Member of the Texas House of Representatives from the 41st district
- In office January 11, 2005 – June 30, 2012
- Preceded by: Roberto Gutierrez
- Succeeded by: Robert Guerra

Personal details
- Born: 1963 or 1964 (age 61–62)
- Party: Democratic
- Education: J.D., University of Texas at Austin

= Veronica Gonzales =

Veronica Gonzales (born 1963 or 1964) is an American politician. She served in the Texas House of Representatives from 2005 to 2012, representing the 41st district.

== Career ==
Prior to entering politics, Gonzales worked as a lawyer.

Gonzales was first elected in 2004, winning the Democratic primary election in a run-off against incumbent Roberto Gutierrez. She won unopposed in the general election. She won unopposed in 2006, and won re-election in 2008 and 2010.
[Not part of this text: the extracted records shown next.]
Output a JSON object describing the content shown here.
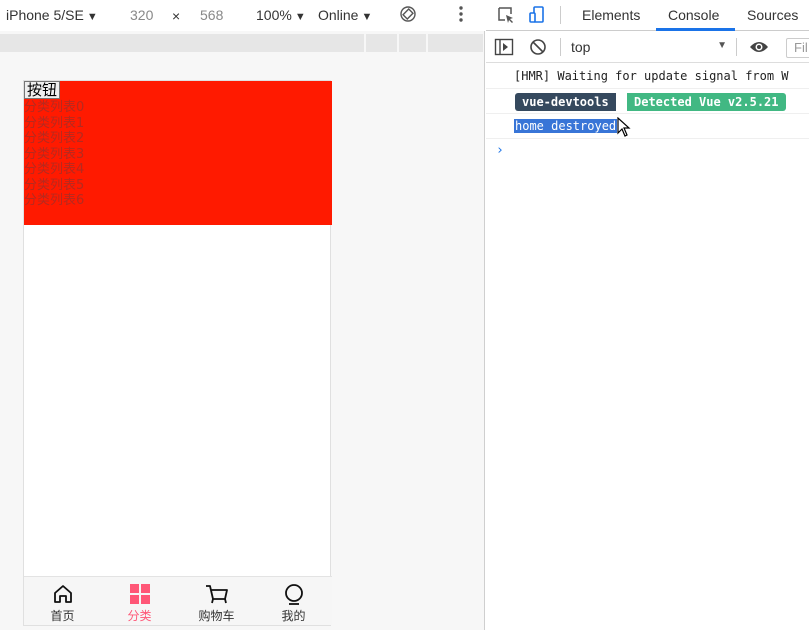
{
  "device_toolbar": {
    "device": "iPhone 5/SE",
    "width": "320",
    "times": "×",
    "height": "568",
    "zoom": "100%",
    "throttle": "Online"
  },
  "phone": {
    "button_label": "按钮",
    "category_items": [
      "分类列表0",
      "分类列表1",
      "分类列表2",
      "分类列表3",
      "分类列表4",
      "分类列表5",
      "分类列表6"
    ],
    "block_color": "#ff1a00",
    "tabs": [
      {
        "label": "首页",
        "icon": "home-icon",
        "active": false
      },
      {
        "label": "分类",
        "icon": "category-icon",
        "active": true
      },
      {
        "label": "购物车",
        "icon": "cart-icon",
        "active": false
      },
      {
        "label": "我的",
        "icon": "profile-icon",
        "active": false
      }
    ],
    "active_tab_color": "#ff5777"
  },
  "devtools": {
    "tabs": [
      "Elements",
      "Console",
      "Sources"
    ],
    "active_tab": "Console",
    "context": "top",
    "filter_placeholder": "Fil",
    "log": {
      "hmr": "[HMR] Waiting for update signal from W",
      "badge_left": "vue-devtools",
      "badge_right": "Detected Vue v2.5.21",
      "destroyed": "home destroyed"
    },
    "prompt": "›"
  }
}
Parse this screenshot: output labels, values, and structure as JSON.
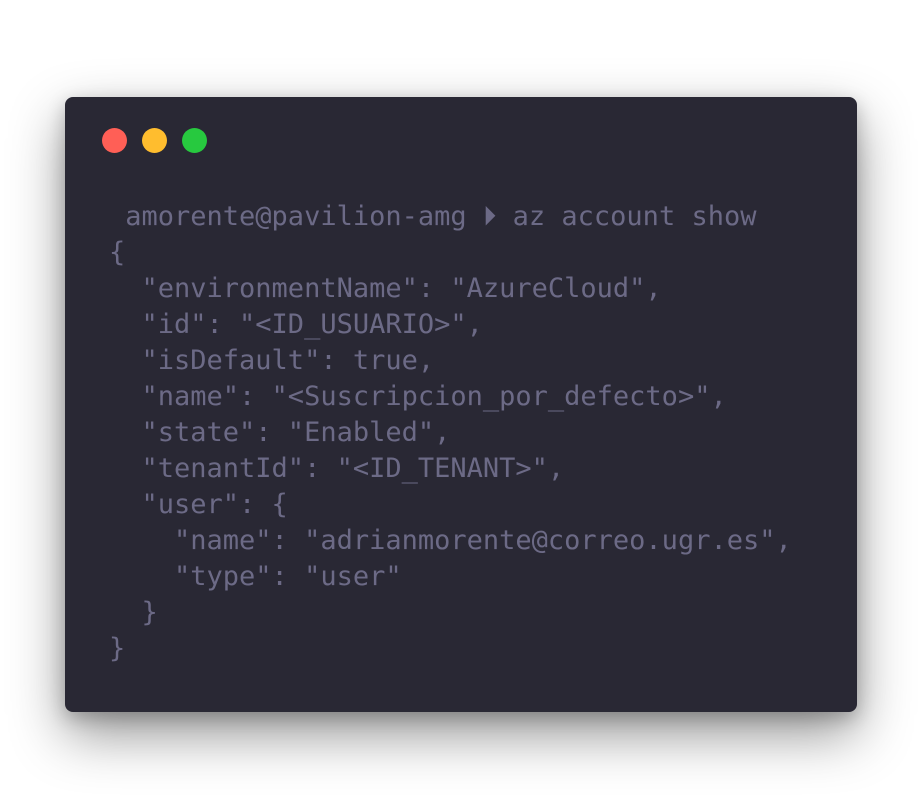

On June 30, 2012, Gonzales resigned from her position as state legislator in order to accept the position of vice president for university advancement at the University of Texas–Pan American. A special election was called to replace her, but cancelled after only one candidate filed to run. Robert Guerra, the only candidate, was sworn in on September 25, 2012, to represent the 41st district for the remainder of Gonzales' term.

== Personal life ==
Gonzales was raised in San Marcos, Texas. She is the niece of former San Marcos mayor Luciano Flores.

She attended college at Texas State University, and received her Juris Doctor from the University of Texas at Austin.